At the Super Bowl, iPhone owners who had installed the NFL Mobile app could receive notifications about NFL merchandise, in-stadium attractions or notably short concession lines. So far, the requirement that users install a particular app before tapping into iBeacon services is probably a good thing, since it makes information sharing opt-in rather than opt-out.
However, that only papers-over the fundamental risks of the technology – namely, that message broadcasts could be intercepted, or twisted to deliver malware instead of notifications. On top of that, sensors have the potential to collect an enormous amount of information, in a world in which even something as simple as a loyalty card can store sensitive data, as was demonstrated by Target discovering that a girl was pregnant before her father knew in 2012.
The risks of iBeacon come from its openness
Privacy advocates have already expressed concern about iBeacons, raising the prospect of businesses trying to map relationships between users that visit similar locations, or bombarding them with excessive advertisements. Companies have insisted that they will respect user privacy, and that people will eventually realize that handing over location data is an acceptable price for better offers.
Certainly, location technology has been around for a while in the form of Wi-Fi access points and GPS, but iBeacons bring something new to the table. They provide more precise data than WAPs, transmit signals that travel indoors much better than GPS and are more cost-effective than both. At the same time, BLE technology isn’t always accurate and can pick up lots of interference, yet this is unlikely to deter stores from rolling them out to learn more about customers.

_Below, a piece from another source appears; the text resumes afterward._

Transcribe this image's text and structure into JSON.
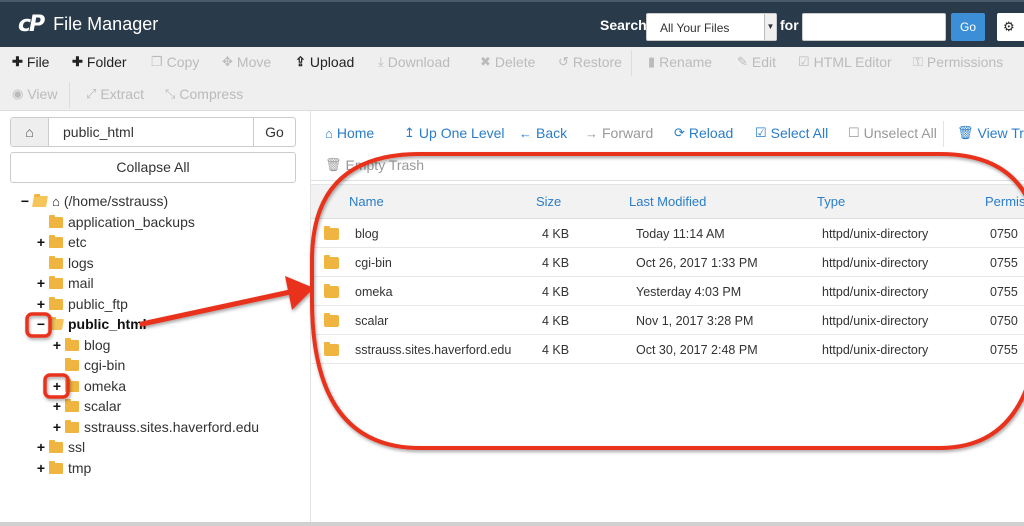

It’s these retailers that are most likely to run into trouble with iBeacons, given the high data security and privacy regulations that they must adhere to. Contextual notifications are perfect for a public park or museum, but in commercial setting it’s easy to foresee a slippery slope of overzealous advertisements and persistent tracking. Speaking to The New York Times, Electronic Privacy Information Center executive director Marc Rotenberg worried that users wouldn’t know what information is being collected, nor how it was being used.
On a technical level, the open nature of iBeacons could make them into conduits for leaky or malicious applications and messages. Combined with location awareness, this porousness could open up new attack surfaces on mobile devices if not properly addressed.
“iBeacon’s fundamentally open design means that any mobile app could be designed to pick up a retailer’s location broadcast, including apps developed by competitors or unscrupulous third party developers,” observed Swirl CEO Hilmi Ozguc in a guest post for VentureBeat. “These apps could use that broadcast information to locate and track a user, possibly without [his/her] permission.”
The easiest way for consumers to stay safe is to opt-out of notifications by simply not installing the mobile app needed to access a particular store’s iBeacon services. This won’t be a realistic option for all users, however, so the onus is on stores to ensure that signals are encrypted and well monitored. Retailers such as Macy’s and Shopkick have already rolled out iBeacon implementations that appear to be secure, demonstrating that there’s hope for scrupulous use of this technology. The larger issue, though, may be giving users more transparency about how data is being used once collected – lengthy Terms of Service agreements aren’t always the ideal way to get this message across, and with more information being accumulated organizations should step up and offer insight into what they do with it.